Robustness and Distribution Shifts

A noteworthy aspect of this paper is the exploration of the robustness of transformer models to different distribution shifts:

Noise in Outputs: Transformers remain robust when noise is added to the output values of in-context examples.
Subspace Variations: When input examples are restricted to a lower-dimensional subspace or when query inputs are drawn from a different distribution, the performance degrades gracefully.
Prompt Scale Variations: Transformers show differential robustness depending on whether the scaling is applied to the inputs or the coefficients of the function class.

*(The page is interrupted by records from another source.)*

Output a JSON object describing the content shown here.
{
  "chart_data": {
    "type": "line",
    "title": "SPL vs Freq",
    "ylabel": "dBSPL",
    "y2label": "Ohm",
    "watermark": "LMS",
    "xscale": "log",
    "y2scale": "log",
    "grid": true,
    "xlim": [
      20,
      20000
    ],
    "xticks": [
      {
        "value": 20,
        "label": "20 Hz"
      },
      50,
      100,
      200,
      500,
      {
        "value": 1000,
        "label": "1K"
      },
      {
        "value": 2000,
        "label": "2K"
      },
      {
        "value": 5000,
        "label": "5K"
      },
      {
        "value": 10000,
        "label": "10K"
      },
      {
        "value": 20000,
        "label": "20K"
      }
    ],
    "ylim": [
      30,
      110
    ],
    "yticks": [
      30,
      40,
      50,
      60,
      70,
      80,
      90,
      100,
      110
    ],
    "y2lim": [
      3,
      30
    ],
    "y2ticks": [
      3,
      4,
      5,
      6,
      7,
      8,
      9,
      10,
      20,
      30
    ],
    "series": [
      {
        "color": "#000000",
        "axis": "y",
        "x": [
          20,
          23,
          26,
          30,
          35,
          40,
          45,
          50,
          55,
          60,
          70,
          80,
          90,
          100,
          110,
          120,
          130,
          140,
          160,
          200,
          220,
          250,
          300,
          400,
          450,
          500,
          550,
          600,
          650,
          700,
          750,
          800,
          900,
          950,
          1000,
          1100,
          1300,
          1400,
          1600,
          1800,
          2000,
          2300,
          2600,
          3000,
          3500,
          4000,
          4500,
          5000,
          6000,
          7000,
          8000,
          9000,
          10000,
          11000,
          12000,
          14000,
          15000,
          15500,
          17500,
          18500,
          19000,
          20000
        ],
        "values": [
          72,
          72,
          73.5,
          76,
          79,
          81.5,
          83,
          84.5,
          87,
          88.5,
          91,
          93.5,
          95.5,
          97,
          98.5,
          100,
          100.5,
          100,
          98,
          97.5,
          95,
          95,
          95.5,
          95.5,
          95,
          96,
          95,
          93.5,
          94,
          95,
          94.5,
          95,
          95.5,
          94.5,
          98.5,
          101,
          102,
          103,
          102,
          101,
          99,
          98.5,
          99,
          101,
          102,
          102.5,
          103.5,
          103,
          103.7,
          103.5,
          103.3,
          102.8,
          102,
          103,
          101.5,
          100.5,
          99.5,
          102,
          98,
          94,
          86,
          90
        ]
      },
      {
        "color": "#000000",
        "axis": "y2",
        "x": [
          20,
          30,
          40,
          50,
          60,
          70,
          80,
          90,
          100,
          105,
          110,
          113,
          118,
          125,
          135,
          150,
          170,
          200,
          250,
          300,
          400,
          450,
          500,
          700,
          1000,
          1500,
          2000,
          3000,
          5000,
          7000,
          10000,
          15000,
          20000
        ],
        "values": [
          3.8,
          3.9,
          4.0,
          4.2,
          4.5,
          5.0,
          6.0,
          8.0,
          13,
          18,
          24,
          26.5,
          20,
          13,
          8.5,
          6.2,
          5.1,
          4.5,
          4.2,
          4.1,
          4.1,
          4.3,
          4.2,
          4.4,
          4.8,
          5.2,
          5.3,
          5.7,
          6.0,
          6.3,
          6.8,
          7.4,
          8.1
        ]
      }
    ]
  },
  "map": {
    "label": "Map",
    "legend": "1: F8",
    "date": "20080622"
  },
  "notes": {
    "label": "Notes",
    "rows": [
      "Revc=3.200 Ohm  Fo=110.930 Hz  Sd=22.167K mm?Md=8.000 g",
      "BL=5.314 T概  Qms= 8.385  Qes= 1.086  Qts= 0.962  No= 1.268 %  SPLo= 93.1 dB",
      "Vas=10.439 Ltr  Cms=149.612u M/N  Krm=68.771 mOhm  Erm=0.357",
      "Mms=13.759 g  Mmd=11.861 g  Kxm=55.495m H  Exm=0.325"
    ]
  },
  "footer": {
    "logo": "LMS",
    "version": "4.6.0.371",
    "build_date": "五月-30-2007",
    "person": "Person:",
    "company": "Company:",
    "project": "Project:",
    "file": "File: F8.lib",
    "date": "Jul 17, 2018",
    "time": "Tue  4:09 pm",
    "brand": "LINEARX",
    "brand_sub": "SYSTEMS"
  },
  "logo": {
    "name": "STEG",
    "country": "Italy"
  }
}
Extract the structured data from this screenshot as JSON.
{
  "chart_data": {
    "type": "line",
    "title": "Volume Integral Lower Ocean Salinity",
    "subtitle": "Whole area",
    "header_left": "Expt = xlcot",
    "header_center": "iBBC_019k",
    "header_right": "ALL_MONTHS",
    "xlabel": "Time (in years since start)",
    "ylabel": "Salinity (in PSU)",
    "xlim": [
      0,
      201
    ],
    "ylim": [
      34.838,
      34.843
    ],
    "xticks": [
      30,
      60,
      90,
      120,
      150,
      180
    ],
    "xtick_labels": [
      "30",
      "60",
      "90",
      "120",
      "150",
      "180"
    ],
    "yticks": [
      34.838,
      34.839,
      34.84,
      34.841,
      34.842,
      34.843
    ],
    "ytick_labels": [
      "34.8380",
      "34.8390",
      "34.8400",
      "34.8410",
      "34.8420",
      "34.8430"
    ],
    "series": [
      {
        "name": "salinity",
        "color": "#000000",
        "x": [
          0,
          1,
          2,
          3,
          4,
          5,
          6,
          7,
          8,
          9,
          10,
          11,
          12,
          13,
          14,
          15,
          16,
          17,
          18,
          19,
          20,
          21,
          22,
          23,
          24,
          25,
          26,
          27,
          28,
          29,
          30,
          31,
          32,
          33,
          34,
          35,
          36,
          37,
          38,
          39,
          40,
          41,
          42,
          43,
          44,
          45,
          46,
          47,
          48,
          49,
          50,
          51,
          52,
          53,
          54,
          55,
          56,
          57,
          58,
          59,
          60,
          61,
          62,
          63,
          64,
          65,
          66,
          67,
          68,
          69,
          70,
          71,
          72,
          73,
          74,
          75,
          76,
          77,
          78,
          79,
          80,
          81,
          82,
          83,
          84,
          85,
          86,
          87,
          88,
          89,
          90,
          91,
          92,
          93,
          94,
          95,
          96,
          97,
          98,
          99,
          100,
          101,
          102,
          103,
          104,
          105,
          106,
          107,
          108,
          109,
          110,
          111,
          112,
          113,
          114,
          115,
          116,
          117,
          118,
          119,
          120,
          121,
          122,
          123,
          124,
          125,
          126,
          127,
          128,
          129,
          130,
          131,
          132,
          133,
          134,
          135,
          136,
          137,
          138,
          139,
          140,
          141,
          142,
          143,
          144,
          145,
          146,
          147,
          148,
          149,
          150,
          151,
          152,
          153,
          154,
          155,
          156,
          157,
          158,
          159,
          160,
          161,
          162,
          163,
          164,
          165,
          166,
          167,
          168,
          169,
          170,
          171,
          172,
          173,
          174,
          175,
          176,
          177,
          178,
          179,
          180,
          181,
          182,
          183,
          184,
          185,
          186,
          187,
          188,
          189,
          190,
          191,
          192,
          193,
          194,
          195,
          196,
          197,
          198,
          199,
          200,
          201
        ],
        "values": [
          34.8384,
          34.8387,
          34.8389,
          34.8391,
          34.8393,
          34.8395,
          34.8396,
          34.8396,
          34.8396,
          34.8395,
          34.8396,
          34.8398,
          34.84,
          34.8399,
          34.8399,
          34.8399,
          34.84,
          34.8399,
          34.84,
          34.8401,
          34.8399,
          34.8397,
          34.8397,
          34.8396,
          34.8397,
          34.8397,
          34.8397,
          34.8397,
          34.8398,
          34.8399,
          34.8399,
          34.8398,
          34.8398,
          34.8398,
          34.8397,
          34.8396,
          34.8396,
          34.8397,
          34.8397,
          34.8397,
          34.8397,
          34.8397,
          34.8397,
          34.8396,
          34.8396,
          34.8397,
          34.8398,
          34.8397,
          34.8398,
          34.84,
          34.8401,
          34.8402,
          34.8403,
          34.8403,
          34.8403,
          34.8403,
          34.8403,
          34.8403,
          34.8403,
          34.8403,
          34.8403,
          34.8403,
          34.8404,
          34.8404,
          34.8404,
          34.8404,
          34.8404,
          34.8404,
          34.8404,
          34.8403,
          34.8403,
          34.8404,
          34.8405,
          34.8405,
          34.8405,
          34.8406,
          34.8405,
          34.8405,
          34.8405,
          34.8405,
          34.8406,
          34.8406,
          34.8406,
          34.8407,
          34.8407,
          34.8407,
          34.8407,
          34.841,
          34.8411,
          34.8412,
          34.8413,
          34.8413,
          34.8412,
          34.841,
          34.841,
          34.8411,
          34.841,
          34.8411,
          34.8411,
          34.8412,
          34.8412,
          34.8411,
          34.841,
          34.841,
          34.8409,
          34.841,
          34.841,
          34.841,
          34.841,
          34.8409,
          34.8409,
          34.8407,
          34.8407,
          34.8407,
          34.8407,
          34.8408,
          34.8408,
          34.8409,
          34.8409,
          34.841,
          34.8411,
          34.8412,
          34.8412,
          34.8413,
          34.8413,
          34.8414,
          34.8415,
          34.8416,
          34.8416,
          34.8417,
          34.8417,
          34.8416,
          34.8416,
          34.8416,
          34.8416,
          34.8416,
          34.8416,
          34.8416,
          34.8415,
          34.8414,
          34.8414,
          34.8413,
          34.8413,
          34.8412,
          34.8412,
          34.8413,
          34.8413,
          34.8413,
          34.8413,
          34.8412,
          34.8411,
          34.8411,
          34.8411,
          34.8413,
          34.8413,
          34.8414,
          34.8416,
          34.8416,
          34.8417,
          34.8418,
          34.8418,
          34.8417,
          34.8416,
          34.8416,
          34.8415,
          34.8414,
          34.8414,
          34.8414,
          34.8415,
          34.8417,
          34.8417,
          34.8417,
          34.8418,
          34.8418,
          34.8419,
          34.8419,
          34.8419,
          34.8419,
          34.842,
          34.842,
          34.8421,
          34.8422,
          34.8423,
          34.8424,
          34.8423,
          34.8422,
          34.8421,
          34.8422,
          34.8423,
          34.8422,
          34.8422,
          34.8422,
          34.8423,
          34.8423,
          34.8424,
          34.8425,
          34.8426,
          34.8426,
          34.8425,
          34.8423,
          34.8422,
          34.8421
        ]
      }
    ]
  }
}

Implications and Future Prospects

The results have significant implications for the understanding and development of transformer-based models. This paper suggests that transformers can encode complex learning algorithms implicitly within their architecture, which enables them to efficiently generalize and perform meta-learning tasks.

Practical Implications

Meta-Learning: Insights from this paper can be applied to other meta-learning contexts where the adaptability to new tasks without explicit retraining is essential.
Algorithm Discovery: Transformers’ ability to encode sophisticated learning algorithms hints at the potential for discovering new learning methods through reverse engineering trained models.

Future Directions

Several promising directions emerge from this research:

Scalability and Complexity: Further studies can investigate scaling this approach to even higher dimensions and more complex function classes, potentially involving real-world applications.
Comparative Analysis: Extending the comparative analysis to other model architectures such as LSTMs or convolutional networks may provide further insights into the inherent inductive biases and capabilities of these models.
Curriculum Learning: The observed benefits of curriculum learning pose interesting questions about optimal training paradigms for large-scale models, possibly informing more efficient training techniques for LLMs and beyond.

Conclusion

This comprehensive empirical investigation highlights the robust in-context learning abilities of transformers across a range of simple function classes, emphasizing their potential to generalize sophisticated learning algorithms. These findings contribute to a deeper understanding of the meta-learning capabilities of transformers and pave the way for future research and practical applications in AI and machine learning.